MPs on the Treasury Select Committee said they were “horrified” by the proposals which HM Revenue & Customs (HMRC) says it needs to recover tax from 17,000 “recalcitrant debtors”.
Lin Homer, chief executive of HMRC, insisted that the powers would only be used in extreme circumstances and would never leave taxpayers short of “enough money to live.” However, she caused alarm by explaining that HMRC would be able to judge whether a debtor could afford to pay up because they would have access to 12 months of the target’s personal spending habits. The proposals are currently out for consultation until the end of July.
In a marathon session lasting more than three hours, John Thurso, Liberal Democrat member of the Committee, said HMRC was asking for power to over-ride Magna Carta which sought to protect citizens’ rights from plundering kings 800 years ago. “We are talking about the ability of one organ of the state to have the unique right to go against the Magna Carta charter and go in and seize - without judicial process or review – a bank account,” he said.
Steve Baker, Tory MP for Wycombe, told Ms Homer that HMRC was pleading “necessity” for new powers when in fact it was just “frustrated with a small number” of taxpayers. He said it reminded him of William Pitt’s famous view. The former prime minster said that “necessity is the plea for every infringement of human freedom.”

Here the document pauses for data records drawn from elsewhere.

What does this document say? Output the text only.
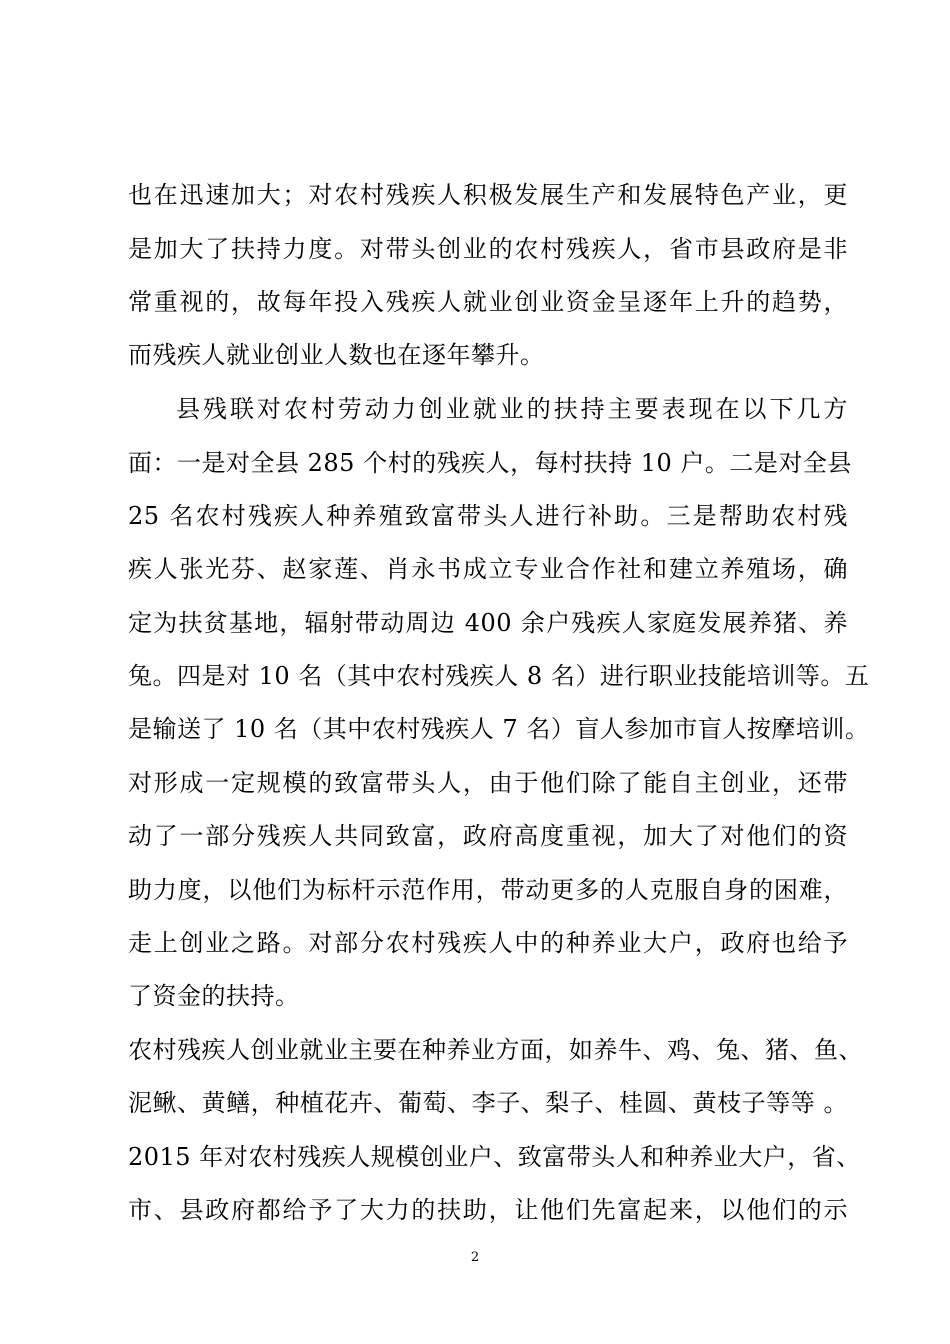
也在迅速加大；对农村残疾人积极发展生产和发展特色产业，更
是加大了扶持力度。对带头创业的农村残疾人，省市县政府是非
常重视的，故每年投入残疾人就业创业资金呈逐年上升的趋势，
而残疾人就业创业人数也在逐年攀升。
县残联对农村劳动力创业就业的扶持主要表现在以下几方
面：一是对全县 285 个村的残疾人，每村扶持 10 户。二是对全县
25 名农村残疾人种养殖致富带头人进行补助。三是帮助农村残
疾人张光芬、赵家莲、肖永书成立专业合作社和建立养殖场，确
定为扶贫基地，辐射带动周边 400 余户残疾人家庭发展养猪、养
兔。四是对 10 名（其中农村残疾人 8 名）进行职业技能培训等。五
是输送了 10 名（其中农村残疾人 7 名）盲人参加市盲人按摩培训。
对形成一定规模的致富带头人，由于他们除了能自主创业，还带
动了一部分残疾人共同致富，政府高度重视，加大了对他们的资
助力度，以他们为标杆示范作用，带动更多的人克服自身的困难，
走上创业之路。对部分农村残疾人中的种养业大户，政府也给予
了资金的扶持。
农村残疾人创业就业主要在种养业方面，如养牛、鸡、兔、猪、鱼、
泥鳅、黄鳝，种植花卉、葡萄、李子、梨子、桂圆、黄枝子等等 。
2015 年对农村残疾人规模创业户、致富带头人和种养业大户，省、
市、县政府都给予了大力的扶助，让他们先富起来，以他们的示
2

She told the MPs that the debtors owed an average of £5,800 each with many owing less than £1,000. She said HMRC knew that around half have £20,000 in savings while some have £100,000. She said the “gamers” had worked out that HMRC would send nine warning letters before taking action and would walk away once the bill was paid because going to court was inexpedient in most cases. One company she met openly admitted it paid its VAT bill several quarters late, choosing to use HMRC “like an overdraft”.
Andrew Tyrie, Tory chairman of the Committee, argued if the powers were granted, that “prior independent oversight” was needed before HMRC raided a bank account. But Ms Homer argued that this would “diminish the effect” of the powers. “It would put us back into the situation where the recalcitrant debtors know we can’t progress without a court order.”
“This is not disputed tax, this is tax that is due, that people who are not subject to PAYE are choosing simply not to pay and they are creating an environment within which the normally very low collection cost of tax is made substantially higher by their action, in a way which in the vast majority of cases is wilful.”
She added: “I believe that for the taxpayer as a whole, it is right that we have sufficient powers to stop these limited numbers of people avoiding paying tax.”
The MPs argued that the powers could be dangerous given the number of mistakes HMRC makes. In the same hearing Ms Homer was forced to apologise for calculation errors that meant HMRC over-stated the amount it had collected in tax. Last week, a report from the National Audit Office revealed HMRC had overestimated the amount of tax it had collected by £1.9bn a year. Ms Homer said she was “very sorry the error occurred”, adding that “one might have hoped that one of us might have spotted it.”
George Mudie, Labour member of the Committee, said there was a strong chance the debtors could try and ring HMRC but not have their calls answered. Earlier in the session, he had berated Ms Homer for HMRC’s “atrocious” record of only answering one in five calls. “If you can’t run a call centre, how can you run the inland revenue?”, he asked. He added that if the record did not improve by next year, HMRC should “put some resignations on the table.”
The MPs also asked about HMRC’s progress on cracking down on tax avoidance by international corporates. Ms Homer said the efforts were being led at an international level and that much of the public criticism was the result of “uninformed debate.” She said that in Britain “a lot of people will probably know and understand more about their mobile phone contracts than their relationship with the country on tax”, despite furious outcry over the tax arrangements of Starbucks, Google and Amazon. She said HMRC is “looking very seriously at taking tax into schools and colleges” to educate the population.